Ingrid Bergman was a radiant, commanding screen presence. She was a dramatic actress of great depth who also had the most infectious smile. She quickly became a popular star, and her string of hits during the 1940s contains one classic after another.
Coming off the successful American remake of 1939's "Intermezzo," her first film in Hollywood, Bergman didn't take long to begin appearing in strong fare opposite top stars. For example, 1941's "Dr. Jekyll and Mr. Hyde" with Spencer Tracy showcases both actors' skills, with Bergman as Ivy Peterson, the barmaid whom Mr. Hyde desires and keeps locked away.
From there, Bergman only got better. Her next film was "Casablanca." Claude Rains' Captain Renault pays Bergman's Ilsa Lund a huge compliment about being the most beautiful woman in Casablanca. It is an understatement, yet Bergman is the perfect match for Humphrey Bogart's Rick (below). It takes a special woman to send him into a tailspin and get to him in a way that no one else can.
I don't need to go into the background of this production or its plot. What I will say is that Bergman is faultless as Ilsa.
Next up was "For Whom the Bell Tolls" opposite Gary Cooper in this strong adaptation of Ernest Hemingway's book. She plays Maria, a peasant fighting with the rebels during the Spanish Civil War. Her love scenes opposite Cooper are magnificent, and this role earned Bergman the first of three successive Oscar nominations.
It was clear this actress deserved great roles, and for several years she could do no wrong. MGM's glossy "Gaslight" in 1944 allowed Bergman to play Paula, a woman slowly going mad. There are times when I wish this film had more intensity and grit to match Bergman's performance; for once, the MGM lushness worked against the story. Co-starring with Charles Boyer and Joseph Cotten, Bergman's work is still top-notch and won her an Oscar.
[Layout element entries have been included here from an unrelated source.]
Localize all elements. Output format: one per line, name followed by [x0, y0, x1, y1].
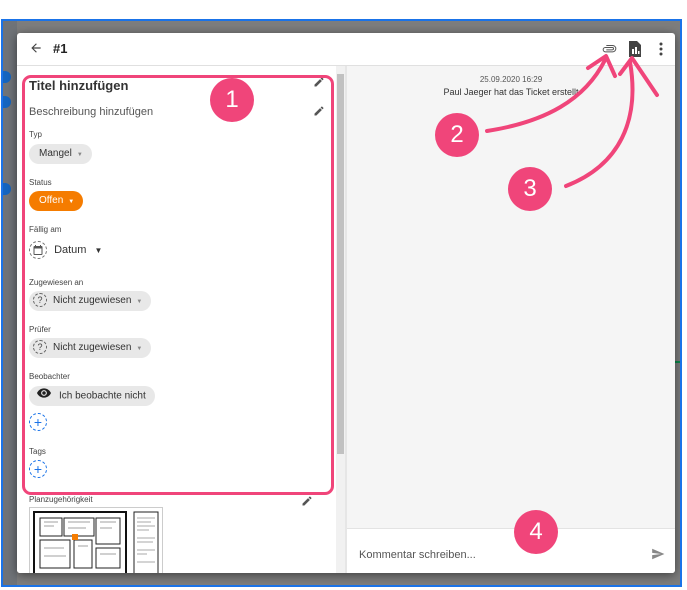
dialog-toolbar: #1	[17, 33, 675, 66]
back-arrow-icon[interactable]	[29, 41, 45, 57]
callout-badge-4: 4	[514, 510, 558, 554]
background-sidebar	[3, 21, 17, 585]
ticket-dialog: #1 Titel hinzufügen Beschreibung hinzufü…	[17, 33, 675, 573]
background-marker	[3, 71, 11, 83]
activity-pane	[347, 66, 675, 573]
callout-badge-1: 1	[210, 78, 254, 122]
background-marker	[3, 183, 11, 195]
scrollbar-thumb[interactable]	[337, 74, 344, 454]
callout-badge-2: 2	[435, 113, 479, 157]
callout-frame-1	[22, 75, 334, 495]
edit-plan-icon[interactable]	[301, 494, 313, 506]
details-scrollbar[interactable]	[336, 66, 345, 573]
activity-message: Paul Jaeger hat das Ticket erstellt	[443, 87, 579, 97]
callout-badge-3: 3	[508, 167, 552, 211]
pdf-export-icon[interactable]	[628, 41, 644, 57]
paperclip-icon[interactable]	[602, 41, 618, 57]
app-background: #1 Titel hinzufügen Beschreibung hinzufü…	[1, 19, 682, 587]
send-icon[interactable]	[651, 547, 665, 561]
comment-box: Kommentar schreiben...	[347, 528, 675, 573]
comment-input[interactable]: Kommentar schreiben...	[359, 549, 476, 561]
ticket-number: #1	[53, 41, 68, 56]
more-vert-icon[interactable]	[653, 41, 669, 57]
activity-timestamp: 25.09.2020 16:29	[479, 75, 543, 84]
background-marker	[3, 96, 11, 108]
plan-label: Planzugehörigkeit	[29, 495, 93, 504]
floor-plan-thumbnail[interactable]	[29, 507, 163, 573]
If this wasn't enough to solidify her reputation, Bergman was paired with Bing Crosby in 1945's "The Bells of St. Mary's," the immensely popular sequel to "Going My Way" and one of the decade's biggest moneymakers. Even if the film is a lesser carbon copy of the original, it's still enjoyable, with Bergman just glowing as Sister Mary Benedict. Bergman's dramatic moments toward the end are riveting, and it nearly won her a second consecutive Oscar.
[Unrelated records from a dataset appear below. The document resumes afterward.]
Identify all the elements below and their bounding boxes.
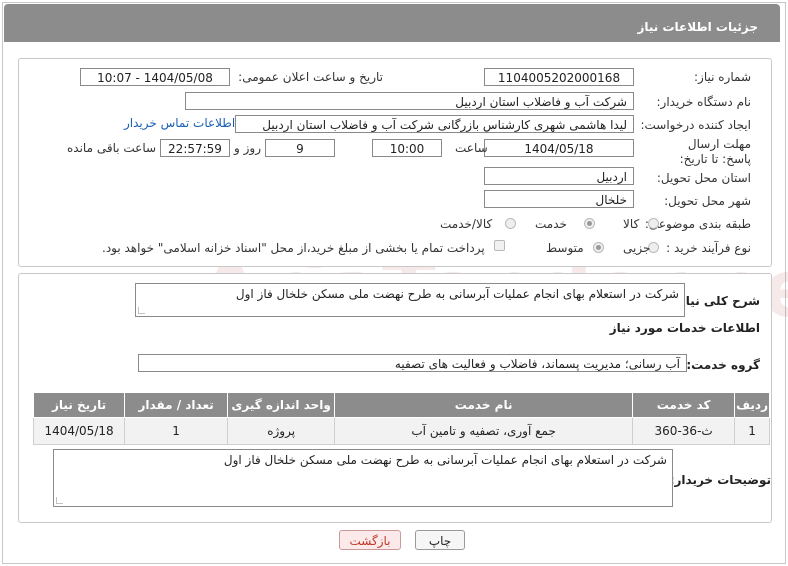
service-group-label: گروه خدمت:	[686, 358, 760, 372]
deadline-time-field: 10:00	[372, 139, 442, 157]
category-label: طبقه بندی موضوعی:	[644, 217, 751, 231]
table-header-row: ردیف کد خدمت نام خدمت واحد اندازه گیری ت…	[32, 392, 770, 418]
deadline-label: مهلت ارسال پاسخ: تا تاریخ:	[679, 137, 751, 166]
buyer-org-field: شرکت آب و فاضلاب استان اردبیل	[185, 92, 634, 110]
treasury-checkbox[interactable]	[494, 240, 505, 251]
category-radio-service[interactable]	[584, 218, 595, 229]
days-remaining-field: 9	[265, 139, 335, 157]
page-title: جزئیات اطلاعات نیاز	[637, 20, 758, 34]
summary-label: شرح کلی نیاز:	[674, 294, 760, 308]
deadline-time-label: ساعت	[455, 141, 488, 155]
announce-label: تاریخ و ساعت اعلان عمومی:	[238, 70, 383, 84]
col-row: ردیف	[734, 392, 770, 418]
category-radio-goods-service[interactable]	[505, 218, 516, 229]
details-panel	[18, 58, 772, 267]
deadline-date-field: 1404/05/18	[484, 139, 634, 157]
announce-datetime-field: 1404/05/08 - 10:07	[80, 68, 230, 86]
process-radio-medium[interactable]	[593, 242, 604, 253]
buyer-org-label: نام دستگاه خریدار:	[656, 95, 752, 109]
summary-text-value: شرکت در استعلام بهای انجام عملیات آبرسان…	[235, 287, 679, 301]
cell-row: 1	[734, 417, 770, 445]
col-date: تاریخ نیاز	[32, 392, 126, 418]
buyer-notes-label: توضیحات خریدار:	[669, 473, 771, 487]
need-number-label: شماره نیاز:	[694, 70, 751, 84]
category-option-goods-service: کالا/خدمت	[440, 217, 493, 231]
col-code: کد خدمت	[632, 392, 736, 418]
process-option-minor: جزیی	[623, 241, 651, 255]
city-label: شهر محل تحویل:	[664, 194, 751, 208]
col-name: نام خدمت	[334, 392, 634, 418]
province-label: استان محل تحویل:	[656, 171, 751, 185]
need-number-field: 1104005202000168	[484, 68, 634, 86]
city-field: خلخال	[484, 190, 634, 208]
resize-handle[interactable]	[56, 497, 63, 504]
col-unit: واحد اندازه گیری	[227, 392, 336, 418]
print-button[interactable]: چاپ	[415, 530, 465, 550]
remaining-time-field: 22:57:59	[160, 139, 230, 157]
title-bar: جزئیات اطلاعات نیاز	[4, 4, 780, 42]
category-option-goods: کالا	[623, 217, 640, 231]
creator-label: ایجاد کننده درخواست:	[640, 118, 751, 132]
cell-name: جمع آوری، تصفیه و تامین آب	[334, 417, 634, 445]
resize-handle[interactable]	[138, 307, 145, 314]
province-field: اردبیل	[484, 167, 634, 185]
summary-text: شرکت در استعلام بهای انجام عملیات آبرسان…	[135, 283, 685, 317]
buyer-notes-text: شرکت در استعلام بهای انجام عملیات آبرسان…	[53, 449, 673, 507]
creator-field: لیدا هاشمی شهری کارشناس بازرگانی شرکت آب…	[235, 115, 634, 133]
cell-qty: 1	[124, 417, 229, 445]
back-button[interactable]: بازگشت	[339, 530, 401, 550]
process-option-medium: متوسط	[546, 241, 584, 255]
days-label: روز و	[234, 141, 261, 155]
services-table: ردیف کد خدمت نام خدمت واحد اندازه گیری ت…	[32, 392, 770, 445]
category-option-service: خدمت	[535, 217, 567, 231]
treasury-note: پرداخت تمام یا بخشی از مبلغ خرید،از محل …	[102, 241, 485, 255]
cell-unit: پروژه	[227, 417, 336, 445]
cell-date: 1404/05/18	[32, 417, 126, 445]
remaining-label: ساعت باقی مانده	[67, 141, 157, 155]
service-group-field: آب رسانی؛ مدیریت پسماند، فاضلاب و فعالیت…	[138, 354, 687, 372]
category-radio-goods[interactable]	[648, 218, 659, 229]
cell-code: ث-36-360	[632, 417, 736, 445]
table-row: 1 ث-36-360 جمع آوری، تصفیه و تامین آب پر…	[32, 417, 770, 445]
process-label: نوع فرآیند خرید :	[666, 241, 751, 255]
contact-info-link[interactable]: اطلاعات تماس خریدار	[124, 116, 235, 130]
services-section-title: اطلاعات خدمات مورد نیاز	[609, 321, 760, 335]
col-qty: تعداد / مقدار	[124, 392, 229, 418]
buyer-notes-value: شرکت در استعلام بهای انجام عملیات آبرسان…	[223, 453, 667, 467]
The same year brought "Spellbound," her first film for director Alfred Hitchcock. He would guide Bergman to an even better performance in 1946's "Notorious" opposite Cary Grant (below). She plays Alicia Huberman, a woman hired by the government to spy on her father's Nazi friends in South America. The film includes a steamy encounter between the two stars that was especially crafted by Hitchcock to get around the censors. He had Grant and Bergman intersperse dialogue between their kisses to produce a scene that's remains one of the most fully-clothed yet erotic scenes from this time period.
So think about it: In six years, she worked with Spencer Tracy, Gary Cooper, Humphrey Bogart, Charles Boyer, Joseph Cotten, Bing Crosby, Gregory Peck and Cary Grant. Not many actresses can claim this distinction on their resumes.
In 1948, Bergman earned another Oscar nod for playing the title role in "Joan of Arc," not as popular as some of her early triumphs. But the next year she brought on the venom of both the government and religious groups. Studio publicity had painted Bergman as a wholesome, devoted wife and mother off screen. However, when she left her husband in 1949 for Italian director Roberto Rossellini, Bergman was cast out of Hollywood for this immoral scandal. She would make a triumphant return in the mid-1950s, but the affair broke the fairy-tale run of her 1940s work.
Thankfully, it's this work that remains as a testament to Bergman, a woman of great talent and beauty.